Hay plantas buenas y plantas malas. Unas amistosas
y entrañables, mientras que otras son hostiles, agresivas…
 
El maíz es una planta luminosa y fraterna. Como lo son el frijol y la calabaza, que conviven en la milpa campesina. También son favorables los múltiples frutales que se entrelazan en la huerta tradicional, así como los chiles, tomates, rábanos y chayotes que crecen junto a la vivienda.
 
Pero así como las hay benévolas, también hay plantas oscuras, ominosas…
 
El henequén, por ejemplo, es malvado. Y no por su talante erizado y espinoso, sino porque a su vera el pueblo maya perdió la libertad. En aras de sus vertiginosas plantaciones, la “casta divina” de Yucatán arrasó con las comunidades reduciéndolas a la esclavitud. Por eso los campesinos peninsulares —pese a que lo conocían y usaban antes de la conquista— hoy no quieren al henequén, testigo y cómplice de su desgracia, verde grillete de su sumisión. La dulce y jugosa caña de azúcar es también una planta enemiga; un cultivo avasallante que a su paso barre con las milpas campesinas, agota las aguas, tala los bosques, consume a los hombres. En Morelos el cerco verde de las cañas asfixió a las comunidades nahuas hasta que el zapatismo dijo basta. La revolución del sur fue una guerra de pueblos contra haciendas, pero también un combate de milpas contra cañaverales.
 
Hostil es el tabaco, y no por efisémico y cancerígeno, sino por que en Valle Nacional y otras zonas de cultivo consumió a ejércitos de “enganchados”.
 
Como son odiosos los grandes plantíos de algodón, que año tras año derrengaban a miles de piscadores en los interminables latifundios de La Laguna.
 
El café también es una planta funesta. Tras del amable arbolito, de fresco follaje y rojos frutos, se oculta una historia de ignominia y explotación.
 
La llegada del café a las laderas de Soconusco propició la moderna esclavitud de los pueblos indios de Los Altos de Chiapas. Varias generaciones de tzeltales y tzotziles de la zona de San Cristóbal, así como de mames y mochos de Motozintla, se derrengaron como galeotes estacionales en las inhóspitas plantaciones. Para pizcar el café, destinado a San Francisco, Bremen o Hamburgo, los finqueros alemanes hicieron esclavos de entrada por salida a los genéricos “chamulitas” pobladores de las zonas ariscas del estado.
 
En Oaxaca, los cafetales de Pluma Hidalgo, Juquila y Miahuatlán saquearon las energías de legiones de mixtécos.
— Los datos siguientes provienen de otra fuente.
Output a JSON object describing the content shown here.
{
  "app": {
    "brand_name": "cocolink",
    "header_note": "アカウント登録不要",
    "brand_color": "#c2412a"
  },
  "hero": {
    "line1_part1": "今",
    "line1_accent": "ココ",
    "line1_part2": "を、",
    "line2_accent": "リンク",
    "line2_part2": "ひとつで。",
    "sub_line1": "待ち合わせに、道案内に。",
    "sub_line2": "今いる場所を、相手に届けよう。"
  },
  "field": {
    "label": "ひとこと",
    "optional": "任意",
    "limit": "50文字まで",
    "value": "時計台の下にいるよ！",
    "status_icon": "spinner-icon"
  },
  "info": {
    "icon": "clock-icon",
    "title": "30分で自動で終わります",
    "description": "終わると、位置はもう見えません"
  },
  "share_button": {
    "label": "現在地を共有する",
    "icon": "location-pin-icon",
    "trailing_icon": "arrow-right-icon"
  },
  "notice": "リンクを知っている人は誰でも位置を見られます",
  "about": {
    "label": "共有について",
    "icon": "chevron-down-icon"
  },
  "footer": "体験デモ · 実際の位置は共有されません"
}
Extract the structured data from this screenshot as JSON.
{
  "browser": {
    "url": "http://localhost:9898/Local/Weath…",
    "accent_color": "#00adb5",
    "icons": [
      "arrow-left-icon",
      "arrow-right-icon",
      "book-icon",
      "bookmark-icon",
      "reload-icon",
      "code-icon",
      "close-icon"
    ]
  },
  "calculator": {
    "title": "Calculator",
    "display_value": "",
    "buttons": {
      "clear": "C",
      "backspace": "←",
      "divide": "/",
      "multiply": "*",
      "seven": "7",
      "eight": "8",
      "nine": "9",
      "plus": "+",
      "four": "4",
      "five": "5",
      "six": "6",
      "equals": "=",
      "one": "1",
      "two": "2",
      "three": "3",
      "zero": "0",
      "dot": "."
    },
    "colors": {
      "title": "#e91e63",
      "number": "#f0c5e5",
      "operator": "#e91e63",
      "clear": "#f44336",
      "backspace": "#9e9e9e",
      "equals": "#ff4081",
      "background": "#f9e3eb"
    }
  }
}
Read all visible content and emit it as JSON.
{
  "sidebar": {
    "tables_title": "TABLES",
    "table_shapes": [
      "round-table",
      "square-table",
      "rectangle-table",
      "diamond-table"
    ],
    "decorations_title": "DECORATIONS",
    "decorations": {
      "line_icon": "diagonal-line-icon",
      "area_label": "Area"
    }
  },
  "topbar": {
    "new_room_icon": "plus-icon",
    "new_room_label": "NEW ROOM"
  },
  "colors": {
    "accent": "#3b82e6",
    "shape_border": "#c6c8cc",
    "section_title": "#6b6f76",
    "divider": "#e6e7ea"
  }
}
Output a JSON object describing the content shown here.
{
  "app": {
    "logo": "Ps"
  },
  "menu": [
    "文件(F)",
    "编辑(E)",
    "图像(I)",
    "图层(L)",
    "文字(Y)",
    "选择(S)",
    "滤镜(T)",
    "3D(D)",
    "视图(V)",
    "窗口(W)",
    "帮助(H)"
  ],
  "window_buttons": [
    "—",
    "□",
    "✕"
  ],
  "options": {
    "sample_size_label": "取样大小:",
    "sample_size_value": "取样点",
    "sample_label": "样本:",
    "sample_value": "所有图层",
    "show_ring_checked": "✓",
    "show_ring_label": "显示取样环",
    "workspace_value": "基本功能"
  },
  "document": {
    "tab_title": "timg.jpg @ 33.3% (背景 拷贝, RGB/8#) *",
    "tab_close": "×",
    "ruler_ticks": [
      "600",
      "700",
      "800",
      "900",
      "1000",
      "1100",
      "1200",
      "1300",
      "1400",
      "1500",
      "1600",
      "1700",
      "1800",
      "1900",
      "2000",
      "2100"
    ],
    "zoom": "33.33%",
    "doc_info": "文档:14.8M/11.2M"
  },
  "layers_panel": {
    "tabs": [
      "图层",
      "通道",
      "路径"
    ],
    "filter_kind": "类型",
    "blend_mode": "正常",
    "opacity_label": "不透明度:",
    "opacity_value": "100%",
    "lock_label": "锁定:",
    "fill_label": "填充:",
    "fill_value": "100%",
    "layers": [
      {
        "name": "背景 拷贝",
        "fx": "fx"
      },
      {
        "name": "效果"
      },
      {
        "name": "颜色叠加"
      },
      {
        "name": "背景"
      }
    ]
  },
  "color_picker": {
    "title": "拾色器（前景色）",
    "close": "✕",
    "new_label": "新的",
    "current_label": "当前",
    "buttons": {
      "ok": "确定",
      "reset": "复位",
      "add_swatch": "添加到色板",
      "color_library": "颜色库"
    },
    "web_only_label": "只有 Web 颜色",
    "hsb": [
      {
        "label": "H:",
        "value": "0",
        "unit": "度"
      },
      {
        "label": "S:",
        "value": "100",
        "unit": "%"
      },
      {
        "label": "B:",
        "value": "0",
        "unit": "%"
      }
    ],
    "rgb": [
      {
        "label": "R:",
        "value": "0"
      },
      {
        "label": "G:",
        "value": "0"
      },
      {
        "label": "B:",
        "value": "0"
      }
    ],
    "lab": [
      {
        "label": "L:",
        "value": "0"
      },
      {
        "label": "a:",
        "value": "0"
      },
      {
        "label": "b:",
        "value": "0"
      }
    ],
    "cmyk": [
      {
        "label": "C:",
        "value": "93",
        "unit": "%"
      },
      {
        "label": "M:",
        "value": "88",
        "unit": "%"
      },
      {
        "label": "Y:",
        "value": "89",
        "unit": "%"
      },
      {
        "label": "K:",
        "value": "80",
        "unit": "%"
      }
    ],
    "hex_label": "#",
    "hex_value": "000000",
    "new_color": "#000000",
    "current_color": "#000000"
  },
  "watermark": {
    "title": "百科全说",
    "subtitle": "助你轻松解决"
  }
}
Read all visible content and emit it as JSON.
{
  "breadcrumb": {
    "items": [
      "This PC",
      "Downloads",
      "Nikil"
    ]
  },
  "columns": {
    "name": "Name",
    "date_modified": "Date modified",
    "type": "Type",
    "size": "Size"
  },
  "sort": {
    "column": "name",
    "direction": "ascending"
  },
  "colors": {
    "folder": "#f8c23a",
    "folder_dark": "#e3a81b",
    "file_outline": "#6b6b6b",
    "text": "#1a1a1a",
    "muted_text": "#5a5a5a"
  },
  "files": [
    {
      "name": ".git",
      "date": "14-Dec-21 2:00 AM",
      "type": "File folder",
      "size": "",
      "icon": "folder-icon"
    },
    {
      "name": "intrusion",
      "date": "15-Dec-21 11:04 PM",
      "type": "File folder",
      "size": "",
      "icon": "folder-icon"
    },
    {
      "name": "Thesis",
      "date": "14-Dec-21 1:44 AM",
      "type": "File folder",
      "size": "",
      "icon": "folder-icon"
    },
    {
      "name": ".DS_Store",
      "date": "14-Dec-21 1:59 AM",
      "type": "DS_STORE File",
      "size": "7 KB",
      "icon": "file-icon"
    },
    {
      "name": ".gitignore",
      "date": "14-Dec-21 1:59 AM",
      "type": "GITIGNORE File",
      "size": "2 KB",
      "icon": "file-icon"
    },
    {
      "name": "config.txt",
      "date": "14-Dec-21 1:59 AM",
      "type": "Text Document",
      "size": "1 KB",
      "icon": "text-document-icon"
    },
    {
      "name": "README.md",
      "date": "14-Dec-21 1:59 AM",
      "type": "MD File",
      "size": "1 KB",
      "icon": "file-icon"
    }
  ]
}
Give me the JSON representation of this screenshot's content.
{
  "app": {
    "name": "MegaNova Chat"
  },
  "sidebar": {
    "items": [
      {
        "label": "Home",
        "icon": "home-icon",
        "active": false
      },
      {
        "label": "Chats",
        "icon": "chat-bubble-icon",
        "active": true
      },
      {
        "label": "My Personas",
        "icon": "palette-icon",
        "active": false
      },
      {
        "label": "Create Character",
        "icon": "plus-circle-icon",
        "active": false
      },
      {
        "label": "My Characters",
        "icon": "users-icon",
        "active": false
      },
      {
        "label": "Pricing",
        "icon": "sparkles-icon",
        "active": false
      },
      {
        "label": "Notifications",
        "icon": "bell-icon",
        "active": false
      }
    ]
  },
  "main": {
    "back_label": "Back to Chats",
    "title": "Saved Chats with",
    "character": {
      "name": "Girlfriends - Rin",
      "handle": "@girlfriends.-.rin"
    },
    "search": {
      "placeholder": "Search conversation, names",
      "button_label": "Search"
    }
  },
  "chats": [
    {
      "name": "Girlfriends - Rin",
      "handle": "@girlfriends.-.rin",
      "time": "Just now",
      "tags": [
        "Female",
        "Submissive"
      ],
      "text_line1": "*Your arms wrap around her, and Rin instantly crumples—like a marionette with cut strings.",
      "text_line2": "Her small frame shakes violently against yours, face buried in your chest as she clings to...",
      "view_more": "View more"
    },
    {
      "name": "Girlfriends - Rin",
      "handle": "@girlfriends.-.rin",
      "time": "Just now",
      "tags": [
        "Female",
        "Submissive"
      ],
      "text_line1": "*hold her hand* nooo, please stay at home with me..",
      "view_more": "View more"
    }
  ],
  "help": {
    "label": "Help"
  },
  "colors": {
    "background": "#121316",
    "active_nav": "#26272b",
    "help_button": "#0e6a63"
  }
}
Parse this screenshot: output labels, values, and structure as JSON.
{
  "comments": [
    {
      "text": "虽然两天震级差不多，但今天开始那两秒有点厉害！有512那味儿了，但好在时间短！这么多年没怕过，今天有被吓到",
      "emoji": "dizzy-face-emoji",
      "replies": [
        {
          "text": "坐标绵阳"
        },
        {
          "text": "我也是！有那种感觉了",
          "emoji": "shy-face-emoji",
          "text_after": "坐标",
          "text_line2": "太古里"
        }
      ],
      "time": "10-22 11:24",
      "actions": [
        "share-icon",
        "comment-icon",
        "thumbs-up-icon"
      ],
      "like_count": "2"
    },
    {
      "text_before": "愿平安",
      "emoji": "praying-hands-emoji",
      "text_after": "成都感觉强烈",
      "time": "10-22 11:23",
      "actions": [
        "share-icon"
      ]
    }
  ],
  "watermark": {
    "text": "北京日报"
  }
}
En Córdoba, en Jalapa y en las huertas privilegiadas de Coatepec la cafeticultura veracruzana, de rancio abolengo, dejó exhaustos a miles y miles de pizcadores en aras de producir un aromático de excelencia.
 
Durante todo el Porfiriato, y hasta bien entrado el siglo veinte, las plantaciones fueron lugares de penuria y explotación. Para más de tres generaciones de pizcadores forzados, el del cafeto fue un cultivo esclavizante y ajeno, una labor impuesta e ignominiosa. Y los campesinos odiaban el café.
 
Con la Revolución no cambiaron las cosas. El alzamiento popular fue justiciero, y en los años veinte algunos latifundios pasaron a manos campesinas. Pero las plantaciones quedaron igual.
 
La presidencia de Obregón y el gobierno y maximato de Calles ratificaron la percepción campesina de que ciertos cultivos —como el del henequén y la caña, el algodón y el café— eran definitivamente enemigos, asunto exclusivo de hacendados y finqueros. En el nuevo México de la posrevolución las plantaciones siguieron siendo inhóspitas; campos de exterminio que la epidérmica sindicalización no emancipó. Y los campesinos, reducidos a la condición de pizcadores de huerta ajena, seguían odiando el café.
 
Las cosas comenzaron a cambiar a fines de los años treinta, cuando el gobierno de Cárdenas opta por una vía agraria campesina, decide que los ejidatarios son capaces de manejar cultivos agroindustriales y calcula que la economía doméstica puede vérselas con cultivos de plantación.
 
Y Cárdenas expropia y reparte algodonales, henequenales, cañaverales... Al final de su sexenio expropia y reparte también algunas plantaciones de café.
 
Pero la hostilidad entre los campesinos y las plantaciones viene de antiguo y no desaparece con el cambio de propiedad. Las pencas de henequén que obtienen los flamantes ejidatarios de Yucatán no son el orgulloso producto del trabajo campesino, sino el alimento que demandan las desfibradoras y cordelerías privadas, la materia prima que exige la paraestatal Cordemex. Las cosechas de los ejidatarios cañeros no son dulces frutos de la parcela doméstica, sino ofrendas a la insaciable voracidad del ingenio privado o paraestatal.
 
Al principio, también los inéditos ejidatarios cafetaleros se enfrentan a las huertas de mala manera. Al comienzo las cultivan desidiosamente, como quién no quiere la cosa. Y apenas pueden las administran al modo finquero mediante trabajadores contratados.
 
No es fácil reconciliarse con el enemigo. Cuesta trabajo aquerenciarse con el cultivo que expolió a padres y abuelos. Y menos cuando el flamante dueño de la pequeña huerta tiene que trabajar para el acaparador, para el coyote, para el propietario de la planta de beneficio. O cuando trabaja para Inmecafé, que no es lo mismo pero es igual.
 
Pero, con el tiempo, los campesinos mexicanos han ido aprendiendo a confraternizar con el cafetal. Si al principio lo cultivaban como de soslayo, hoy algunos —muchos— están desarrollando una cultura agrícola propia; están domesticando al enemigo ancestral; están campesinizando un cultivo finquero, que por décadas les resulto hostil.
 
Es más, algunos campesinos están empezando a tomar café.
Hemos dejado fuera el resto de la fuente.